Dziesięć lat. Dokładnie dziesięć lat czekaliśmy na to pierwsze miejsce na podium. Słuchajcie, jestem tak szczęśliwy. Mamy prawo do radości i do wzruszenia. Ja nie będę ukrywał, że jakoś tam w środku przełykam łzy. (...) Jestem bardzo, bardzo wzruszony – mówił w wieczór wyborczy Donald Tusk. – To nie są wybory, które przyciągają największą publiczność ani w Polsce, ani w Europie, a nasi wyborcy zmobilizowali się, poszli. To przecież oni wygrali.
Sala zaczęła głośno dziękować premierowi. – My się nie zatrzymujemy. Dziś, jutro, za rok – Tusk wskazał na Rafała Trzaskowskiego, który przymierzany jest do startu o fotel prezydencki w 2025 r.

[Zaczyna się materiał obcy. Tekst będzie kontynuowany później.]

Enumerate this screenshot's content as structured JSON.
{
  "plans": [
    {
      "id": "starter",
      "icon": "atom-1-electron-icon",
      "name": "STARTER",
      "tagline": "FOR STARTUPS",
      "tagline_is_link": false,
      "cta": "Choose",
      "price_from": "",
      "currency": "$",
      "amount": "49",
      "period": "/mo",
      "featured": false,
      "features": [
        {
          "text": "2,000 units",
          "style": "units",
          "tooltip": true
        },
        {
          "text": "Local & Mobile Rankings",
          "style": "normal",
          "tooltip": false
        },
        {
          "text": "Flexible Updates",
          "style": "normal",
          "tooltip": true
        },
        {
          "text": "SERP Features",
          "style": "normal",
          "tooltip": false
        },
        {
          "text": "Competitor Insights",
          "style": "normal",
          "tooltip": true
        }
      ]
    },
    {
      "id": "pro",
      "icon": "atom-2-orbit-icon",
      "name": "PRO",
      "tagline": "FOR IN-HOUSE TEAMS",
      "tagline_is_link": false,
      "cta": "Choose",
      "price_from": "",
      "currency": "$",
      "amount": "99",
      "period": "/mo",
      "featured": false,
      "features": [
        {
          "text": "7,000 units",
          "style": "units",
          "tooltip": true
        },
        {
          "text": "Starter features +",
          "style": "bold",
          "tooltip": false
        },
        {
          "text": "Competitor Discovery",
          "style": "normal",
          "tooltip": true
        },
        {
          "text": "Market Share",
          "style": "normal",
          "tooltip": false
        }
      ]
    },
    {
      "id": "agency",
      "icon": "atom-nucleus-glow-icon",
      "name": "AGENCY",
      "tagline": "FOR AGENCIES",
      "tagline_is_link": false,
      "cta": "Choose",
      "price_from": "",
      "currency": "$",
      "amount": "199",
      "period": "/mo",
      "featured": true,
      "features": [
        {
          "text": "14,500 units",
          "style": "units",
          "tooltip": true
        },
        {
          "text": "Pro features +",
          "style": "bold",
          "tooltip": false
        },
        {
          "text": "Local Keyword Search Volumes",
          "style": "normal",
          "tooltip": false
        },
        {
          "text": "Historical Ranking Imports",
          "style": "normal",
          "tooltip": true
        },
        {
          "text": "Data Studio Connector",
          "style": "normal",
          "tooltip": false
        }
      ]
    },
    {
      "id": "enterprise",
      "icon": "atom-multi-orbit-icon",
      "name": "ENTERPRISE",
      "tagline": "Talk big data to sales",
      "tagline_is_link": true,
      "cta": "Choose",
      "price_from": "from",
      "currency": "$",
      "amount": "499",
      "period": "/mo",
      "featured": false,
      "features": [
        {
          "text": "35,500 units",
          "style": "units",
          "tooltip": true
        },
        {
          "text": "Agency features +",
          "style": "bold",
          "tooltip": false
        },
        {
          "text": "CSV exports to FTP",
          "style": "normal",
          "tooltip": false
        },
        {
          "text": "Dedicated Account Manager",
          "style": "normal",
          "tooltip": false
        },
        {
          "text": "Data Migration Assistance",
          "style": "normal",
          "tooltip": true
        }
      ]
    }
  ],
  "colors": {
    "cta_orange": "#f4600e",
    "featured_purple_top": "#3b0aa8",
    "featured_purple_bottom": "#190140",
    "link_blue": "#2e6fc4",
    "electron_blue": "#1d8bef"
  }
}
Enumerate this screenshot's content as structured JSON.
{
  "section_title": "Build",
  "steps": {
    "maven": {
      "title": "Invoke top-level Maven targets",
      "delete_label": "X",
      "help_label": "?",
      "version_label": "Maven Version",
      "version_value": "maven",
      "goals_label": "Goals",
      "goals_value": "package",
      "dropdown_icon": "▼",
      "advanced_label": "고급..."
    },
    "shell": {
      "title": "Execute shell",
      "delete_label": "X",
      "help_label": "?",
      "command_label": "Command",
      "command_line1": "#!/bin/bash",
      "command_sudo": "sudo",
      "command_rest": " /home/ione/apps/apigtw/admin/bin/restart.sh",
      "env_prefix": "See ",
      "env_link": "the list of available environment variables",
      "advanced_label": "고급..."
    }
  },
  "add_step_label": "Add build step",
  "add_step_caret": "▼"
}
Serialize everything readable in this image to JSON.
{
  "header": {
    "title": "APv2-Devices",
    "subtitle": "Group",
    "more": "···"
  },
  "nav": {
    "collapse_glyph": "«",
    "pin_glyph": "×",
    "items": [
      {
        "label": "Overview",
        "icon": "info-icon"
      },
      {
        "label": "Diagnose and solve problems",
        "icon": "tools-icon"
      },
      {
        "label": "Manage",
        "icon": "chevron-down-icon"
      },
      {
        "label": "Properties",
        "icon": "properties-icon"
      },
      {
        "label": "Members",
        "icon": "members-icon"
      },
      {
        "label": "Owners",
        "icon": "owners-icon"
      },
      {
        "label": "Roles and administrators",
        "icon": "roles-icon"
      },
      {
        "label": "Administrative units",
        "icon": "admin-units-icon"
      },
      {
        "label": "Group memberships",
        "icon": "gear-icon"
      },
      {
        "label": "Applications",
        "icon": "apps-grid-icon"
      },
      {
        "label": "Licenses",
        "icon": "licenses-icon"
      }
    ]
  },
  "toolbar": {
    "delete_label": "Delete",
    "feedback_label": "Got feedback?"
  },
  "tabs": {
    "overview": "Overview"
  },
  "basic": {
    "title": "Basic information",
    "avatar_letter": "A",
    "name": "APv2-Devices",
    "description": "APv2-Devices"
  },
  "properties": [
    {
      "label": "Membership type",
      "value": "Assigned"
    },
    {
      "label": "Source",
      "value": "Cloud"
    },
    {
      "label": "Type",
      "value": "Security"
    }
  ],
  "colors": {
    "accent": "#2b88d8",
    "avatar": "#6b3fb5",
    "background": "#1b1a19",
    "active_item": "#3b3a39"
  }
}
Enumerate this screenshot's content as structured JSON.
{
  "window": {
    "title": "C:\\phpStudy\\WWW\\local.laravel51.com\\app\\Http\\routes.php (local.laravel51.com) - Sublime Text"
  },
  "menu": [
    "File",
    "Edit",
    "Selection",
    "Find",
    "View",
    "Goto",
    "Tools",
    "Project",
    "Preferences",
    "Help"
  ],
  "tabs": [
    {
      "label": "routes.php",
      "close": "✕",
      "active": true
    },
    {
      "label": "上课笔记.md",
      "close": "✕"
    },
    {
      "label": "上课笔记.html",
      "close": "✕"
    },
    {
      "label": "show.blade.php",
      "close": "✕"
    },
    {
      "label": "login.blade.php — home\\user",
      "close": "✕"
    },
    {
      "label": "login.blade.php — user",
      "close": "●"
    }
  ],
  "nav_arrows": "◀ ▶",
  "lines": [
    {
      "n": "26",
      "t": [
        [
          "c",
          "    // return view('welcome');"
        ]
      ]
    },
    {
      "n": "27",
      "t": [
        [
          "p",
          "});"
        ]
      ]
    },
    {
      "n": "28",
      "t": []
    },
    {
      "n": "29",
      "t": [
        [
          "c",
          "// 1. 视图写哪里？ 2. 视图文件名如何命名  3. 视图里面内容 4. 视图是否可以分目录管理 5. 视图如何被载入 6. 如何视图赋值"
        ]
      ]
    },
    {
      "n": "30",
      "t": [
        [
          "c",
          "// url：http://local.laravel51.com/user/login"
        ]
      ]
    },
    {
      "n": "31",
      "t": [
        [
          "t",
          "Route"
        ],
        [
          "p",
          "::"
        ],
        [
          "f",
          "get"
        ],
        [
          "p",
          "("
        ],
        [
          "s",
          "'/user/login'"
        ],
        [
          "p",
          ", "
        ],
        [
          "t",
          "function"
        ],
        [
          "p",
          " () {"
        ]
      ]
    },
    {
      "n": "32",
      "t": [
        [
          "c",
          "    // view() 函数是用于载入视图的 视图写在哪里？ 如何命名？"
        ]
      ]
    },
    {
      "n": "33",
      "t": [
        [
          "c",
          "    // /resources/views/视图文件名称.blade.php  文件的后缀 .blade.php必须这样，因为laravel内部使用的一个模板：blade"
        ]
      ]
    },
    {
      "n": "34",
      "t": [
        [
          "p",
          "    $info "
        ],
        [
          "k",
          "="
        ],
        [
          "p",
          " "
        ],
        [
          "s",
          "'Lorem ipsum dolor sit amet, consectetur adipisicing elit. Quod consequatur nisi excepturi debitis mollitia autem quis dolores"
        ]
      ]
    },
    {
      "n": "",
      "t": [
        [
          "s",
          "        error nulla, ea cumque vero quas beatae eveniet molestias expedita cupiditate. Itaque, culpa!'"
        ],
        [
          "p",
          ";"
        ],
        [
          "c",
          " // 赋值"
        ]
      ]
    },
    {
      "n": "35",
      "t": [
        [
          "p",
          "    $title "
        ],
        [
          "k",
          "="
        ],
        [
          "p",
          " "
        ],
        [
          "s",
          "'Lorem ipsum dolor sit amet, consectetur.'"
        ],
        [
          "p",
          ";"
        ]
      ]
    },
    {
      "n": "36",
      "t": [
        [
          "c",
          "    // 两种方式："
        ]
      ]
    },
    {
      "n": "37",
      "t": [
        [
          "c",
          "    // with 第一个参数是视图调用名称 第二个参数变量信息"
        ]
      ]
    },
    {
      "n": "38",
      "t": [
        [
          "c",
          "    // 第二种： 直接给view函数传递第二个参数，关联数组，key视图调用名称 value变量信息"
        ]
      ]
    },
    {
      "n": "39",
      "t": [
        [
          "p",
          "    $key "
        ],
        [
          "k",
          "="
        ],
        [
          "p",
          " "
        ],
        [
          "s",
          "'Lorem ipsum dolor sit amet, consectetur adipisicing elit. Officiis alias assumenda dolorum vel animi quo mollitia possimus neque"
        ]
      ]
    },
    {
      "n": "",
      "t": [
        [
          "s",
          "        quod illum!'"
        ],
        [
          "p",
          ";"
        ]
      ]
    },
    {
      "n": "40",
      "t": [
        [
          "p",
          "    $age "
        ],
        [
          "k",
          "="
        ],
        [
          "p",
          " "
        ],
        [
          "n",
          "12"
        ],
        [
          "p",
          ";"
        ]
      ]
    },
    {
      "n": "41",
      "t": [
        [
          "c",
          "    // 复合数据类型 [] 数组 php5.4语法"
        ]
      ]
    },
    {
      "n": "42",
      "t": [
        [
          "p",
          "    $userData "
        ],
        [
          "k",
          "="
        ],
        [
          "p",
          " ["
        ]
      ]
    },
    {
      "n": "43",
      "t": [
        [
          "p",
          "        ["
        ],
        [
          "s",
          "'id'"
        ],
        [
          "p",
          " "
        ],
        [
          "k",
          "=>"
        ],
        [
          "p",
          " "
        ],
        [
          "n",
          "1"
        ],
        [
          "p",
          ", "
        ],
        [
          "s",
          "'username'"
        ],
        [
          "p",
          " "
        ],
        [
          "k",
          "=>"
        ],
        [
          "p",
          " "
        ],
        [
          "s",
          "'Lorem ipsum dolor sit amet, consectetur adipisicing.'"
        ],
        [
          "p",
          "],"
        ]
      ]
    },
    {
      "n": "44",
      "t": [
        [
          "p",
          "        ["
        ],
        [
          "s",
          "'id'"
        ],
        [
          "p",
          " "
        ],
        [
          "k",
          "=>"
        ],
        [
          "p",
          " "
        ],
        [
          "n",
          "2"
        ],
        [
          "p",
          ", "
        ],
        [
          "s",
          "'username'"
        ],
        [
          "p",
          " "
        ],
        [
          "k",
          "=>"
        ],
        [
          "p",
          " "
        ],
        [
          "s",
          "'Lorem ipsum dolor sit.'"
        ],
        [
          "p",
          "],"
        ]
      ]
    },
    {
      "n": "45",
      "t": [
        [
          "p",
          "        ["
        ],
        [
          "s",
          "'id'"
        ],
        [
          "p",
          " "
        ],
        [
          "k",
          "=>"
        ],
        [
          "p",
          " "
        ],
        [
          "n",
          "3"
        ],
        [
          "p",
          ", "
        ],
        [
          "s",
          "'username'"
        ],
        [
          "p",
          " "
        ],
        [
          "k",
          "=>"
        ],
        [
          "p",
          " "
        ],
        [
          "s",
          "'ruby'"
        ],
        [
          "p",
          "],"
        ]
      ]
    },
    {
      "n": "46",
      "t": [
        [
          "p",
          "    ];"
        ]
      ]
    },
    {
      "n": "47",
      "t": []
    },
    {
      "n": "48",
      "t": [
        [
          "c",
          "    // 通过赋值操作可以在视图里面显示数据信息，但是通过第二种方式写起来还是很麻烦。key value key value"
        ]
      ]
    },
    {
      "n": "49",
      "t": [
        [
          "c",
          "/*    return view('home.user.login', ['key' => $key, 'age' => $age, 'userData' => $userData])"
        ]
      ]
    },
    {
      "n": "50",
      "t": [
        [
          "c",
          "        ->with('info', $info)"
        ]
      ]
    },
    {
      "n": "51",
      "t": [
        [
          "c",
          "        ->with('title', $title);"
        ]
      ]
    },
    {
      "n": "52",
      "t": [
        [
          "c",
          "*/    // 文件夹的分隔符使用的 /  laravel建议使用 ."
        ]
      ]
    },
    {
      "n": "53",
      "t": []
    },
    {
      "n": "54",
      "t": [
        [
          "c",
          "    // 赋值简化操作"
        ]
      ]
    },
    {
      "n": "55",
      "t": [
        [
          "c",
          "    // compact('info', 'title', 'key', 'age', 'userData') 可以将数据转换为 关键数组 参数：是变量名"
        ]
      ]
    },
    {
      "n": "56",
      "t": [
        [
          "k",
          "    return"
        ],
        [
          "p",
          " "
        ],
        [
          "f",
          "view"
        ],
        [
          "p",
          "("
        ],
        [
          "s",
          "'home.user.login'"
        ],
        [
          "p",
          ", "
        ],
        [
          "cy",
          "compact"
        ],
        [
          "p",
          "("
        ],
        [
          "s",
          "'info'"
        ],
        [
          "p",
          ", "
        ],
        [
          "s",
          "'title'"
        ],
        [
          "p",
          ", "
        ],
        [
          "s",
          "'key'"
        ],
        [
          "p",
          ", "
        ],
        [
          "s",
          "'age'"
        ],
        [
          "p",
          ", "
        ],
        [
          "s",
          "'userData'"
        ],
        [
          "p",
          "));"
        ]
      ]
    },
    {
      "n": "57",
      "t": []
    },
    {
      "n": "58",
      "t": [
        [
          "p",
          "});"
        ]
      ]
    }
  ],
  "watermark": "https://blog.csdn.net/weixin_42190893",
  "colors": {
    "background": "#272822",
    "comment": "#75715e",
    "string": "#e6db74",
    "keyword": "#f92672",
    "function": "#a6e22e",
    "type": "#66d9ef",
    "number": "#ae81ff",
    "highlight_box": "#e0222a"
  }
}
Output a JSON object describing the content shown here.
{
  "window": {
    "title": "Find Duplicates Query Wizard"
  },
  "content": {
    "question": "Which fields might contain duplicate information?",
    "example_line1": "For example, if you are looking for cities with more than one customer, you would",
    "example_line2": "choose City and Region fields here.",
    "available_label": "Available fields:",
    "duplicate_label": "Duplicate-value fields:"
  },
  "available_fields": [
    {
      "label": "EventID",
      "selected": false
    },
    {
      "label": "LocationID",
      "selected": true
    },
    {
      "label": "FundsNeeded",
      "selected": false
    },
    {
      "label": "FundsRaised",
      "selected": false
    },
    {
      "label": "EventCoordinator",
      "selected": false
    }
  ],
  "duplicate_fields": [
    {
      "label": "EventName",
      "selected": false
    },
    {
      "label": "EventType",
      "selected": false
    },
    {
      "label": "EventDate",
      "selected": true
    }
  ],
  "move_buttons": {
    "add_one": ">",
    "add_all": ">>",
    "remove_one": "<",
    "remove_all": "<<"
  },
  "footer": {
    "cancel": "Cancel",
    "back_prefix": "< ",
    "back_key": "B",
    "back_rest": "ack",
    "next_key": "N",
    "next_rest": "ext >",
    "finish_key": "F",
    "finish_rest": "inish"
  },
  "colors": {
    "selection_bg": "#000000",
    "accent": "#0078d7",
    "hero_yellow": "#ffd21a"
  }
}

– Czy w ogóle zdajecie sobie sprawę, że my dzisiaj prawdopodobnie w Polsce osiągnęliśmy, jako europejska demokratyczna partia, najlepszy wynik ze wszystkich takich partii w Europie? – zwrócił się do zgromadzonych Tusk.
KO górą
PiS chciał wygrać po raz dziesiąty z rzędu, ale to Platforma wygrała po dziesięciu latach. – Zarąbiście. Myślałem, że pokonamy PiS punktem. Gra w mobilizację wygrana – mówi jeden z członków rządu. W dobrym nastroju sztab opuszczał premier Tusk, radości nie kryli również politycy udzielający wywiadów. Na sali dało się słyszeć głośny oddech ulgi.
– Gdyby PiS wygrał po raz dziesiąty… No, ale się udało. Taki wynik to trampolina do Pałacu Prezydenckiego dla Rafała – mówi „Polityce” jeden z polityków KO. To zwycięstwo po trudnym finiszu. W ostatnich dniach kampanii rząd musiał poradzić sobie ze sprawą zakucia w kajdany żołnierzy oraz śmiercią mundurowego. – Nawet się nie chce o tym rozmawiać, jak PiS robił kampanię na tragedii.
Wieczór wyborczy Koalicji Obywatelskiej odbył się w Muzeum Etnografii w Warszawie przy ul. Kredytowej 1. Na miejsce przybyli politycy związani z KO, m.in. minister sprawiedliwości Adam Bodnar, minister ds. Unii Europejskiej Adam Szłapka, ministra edukacji Barbara Nowacka, były minister finansów Jacek Rostowski, senator Krzysztof Kwiatkowski czy wiceprezydentka Warszawy Renata Kaznowska. Oraz oczywiście kandydaci: Michał Szczerba, Marcin Kierwiński, Kamila Gasiuk-Pihowicz i Hanna Gronkiewicz-Waltz (która mandatu nie zdobędzie).